Trump Is Currently Betting the Entire Election on Pennsylvania and Georgia
Photo by Chip Somodevilla/Getty ImagesEarlier this year, before we all fell out of a coconut tree into a new reality where Trump literally dodges bullets, I wrote how Nebraska contains a portal to hell where Trump and Biden could tie based on polling which still suggests this is a very real possibility. Nebraska’s second district, home to its largest and most liberal city Omaha, has gone to both the Dems and GOP two times each in the last four presidential elections, making it a true tossup with immense power to sway this year’s presidential election given that Trump is seemingly shooting for 270 electoral votes, the minimum required to clinch a victory.
Barring some new unseen development in a campaign full of them, this is the map that Trump and Harris will be battling over. It’s a seven state and one city election (I left Maine’s second district open because the latest polling per FiveThirtyEight gives Harris a lead there, but Trump has won it twice).
Based on Donald Trump’s ad spending, his campaign does not seem to believe that this portal to hell is one worth fighting for. In fact, judging just by what each presidential campaign has reserved in battleground states between now and Election Day, Trump seems to believe he has one path to the presidency.
Reservations in Presidential Battlegrounds#PAPol:🔵$70.8M🔴$70.6M#GAPol:🔵$39M🔴$38.7M#MIPol:🔵$55.2M🔴$6.6M#AZPol:🔵$34.9M🔴$9.9M#WIPol:🔵$33.1M🔴$3.5M#NCPol:🔵$26M🔴$2.8M#NVPol:🔵$19.5M🔴$1.4M
Omaha market: 🔵$7M🔴$0— AdImpact Politics (@AdImpact_Pol) August 30, 2024
Trump can win Nevada, Arizona, Georgia, and North Carolina and still lose. It’s really not inaccurate to say that Pennsylvania will decide this whole thing, because if Trump were to win those aforementioned four swing states but lose Pennsylvania along with the other Midwest tossups, he would lose 270-268 (assuming he carries ME-2 again). If he could find a way to swing NE-2 in his direction, he would win a 269-269 tie thanks to the absolute GOP advantage in House delegations that would surely create one of the largest constitutional crises in American history. If his plan works and he carries both Pennsylvania and Georgia along with North Carolina, the worst he could do is tie.
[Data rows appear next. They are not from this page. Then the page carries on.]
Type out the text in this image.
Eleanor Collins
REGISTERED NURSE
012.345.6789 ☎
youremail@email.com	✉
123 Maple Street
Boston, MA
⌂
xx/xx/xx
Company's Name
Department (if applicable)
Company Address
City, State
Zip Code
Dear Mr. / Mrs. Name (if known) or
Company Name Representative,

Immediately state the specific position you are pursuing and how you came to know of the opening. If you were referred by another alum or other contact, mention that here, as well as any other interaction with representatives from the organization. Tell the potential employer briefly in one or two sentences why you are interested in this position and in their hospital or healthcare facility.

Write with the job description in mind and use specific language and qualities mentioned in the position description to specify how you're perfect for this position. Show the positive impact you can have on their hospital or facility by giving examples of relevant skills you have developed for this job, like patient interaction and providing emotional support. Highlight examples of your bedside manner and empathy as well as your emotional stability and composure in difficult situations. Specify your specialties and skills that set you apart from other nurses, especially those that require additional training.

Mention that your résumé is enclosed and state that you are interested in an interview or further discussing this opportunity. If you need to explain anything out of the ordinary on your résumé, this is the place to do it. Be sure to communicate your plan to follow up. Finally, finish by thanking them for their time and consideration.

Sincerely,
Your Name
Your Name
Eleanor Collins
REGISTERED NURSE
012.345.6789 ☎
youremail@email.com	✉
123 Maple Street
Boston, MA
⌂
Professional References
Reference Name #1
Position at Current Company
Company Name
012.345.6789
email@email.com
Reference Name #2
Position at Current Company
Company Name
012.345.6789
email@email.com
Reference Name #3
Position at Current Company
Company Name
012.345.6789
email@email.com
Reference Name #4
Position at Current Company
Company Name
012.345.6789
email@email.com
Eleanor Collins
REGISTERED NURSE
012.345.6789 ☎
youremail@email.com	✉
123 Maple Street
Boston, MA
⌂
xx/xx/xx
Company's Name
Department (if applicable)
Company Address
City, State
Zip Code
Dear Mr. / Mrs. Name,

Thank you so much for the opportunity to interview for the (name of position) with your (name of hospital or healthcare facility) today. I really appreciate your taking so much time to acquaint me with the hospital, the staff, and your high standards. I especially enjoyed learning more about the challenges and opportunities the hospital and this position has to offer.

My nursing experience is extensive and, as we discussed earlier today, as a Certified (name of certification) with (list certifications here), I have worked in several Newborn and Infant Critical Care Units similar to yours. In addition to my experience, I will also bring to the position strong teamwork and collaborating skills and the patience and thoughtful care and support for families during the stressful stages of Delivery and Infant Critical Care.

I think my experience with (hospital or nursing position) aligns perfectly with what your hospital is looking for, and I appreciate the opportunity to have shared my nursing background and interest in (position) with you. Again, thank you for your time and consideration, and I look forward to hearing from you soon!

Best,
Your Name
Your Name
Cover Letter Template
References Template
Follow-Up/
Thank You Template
But the zero dollars in ad spending currently pegged for Omaha suggests that the one poll this cycle putting Harris up five points in NE-2 is accurate or even undershoots Harris’s true popularity in that district. To me, this is a clue because NE-2 opens up more possibilities for Trump should he pick off either of the non-PA Midwest states, and not focusing on it or Wisconsin and Michigan this close to the election suggests they don’t see that path as very available to them. NE-2 also provides pretty much the only path to the presidency for Trump that does not include Pennsylvania (the aforementioned 269-269 tie), so choosing to spend zero dollars there is instructive as to how his team views their chances.
These ad spending figures are not static and there will surely be more investments made along the way in battleground states, but the current plan paints a picture of what the race looks like in each campaign’s eyes. Harris has opened up the map and created another competitive state in North Carolina, while Trump is going all in on Pennsylvania and Georgia, with over eighty percent of his ad spending in those states.
If there is anything we have learned this presidential cycle, it’s that the dynamic can change very quickly from month to month, but as of right now, Trump really seems to believe he only has one path to the White House: through Pennsylvania and Georgia. Harris is making him play defense across the board, and the vast disparity in ad spending in states like Michigan suggest he has accepted that fighting for some swing states is not the best use of his campaign funds. If Trump has his way, this election may come down to Pennsylvania, and if this year unfolds like every year except for one since 1988 (and Nebraska does not open its portal to hell), Trump will not be president.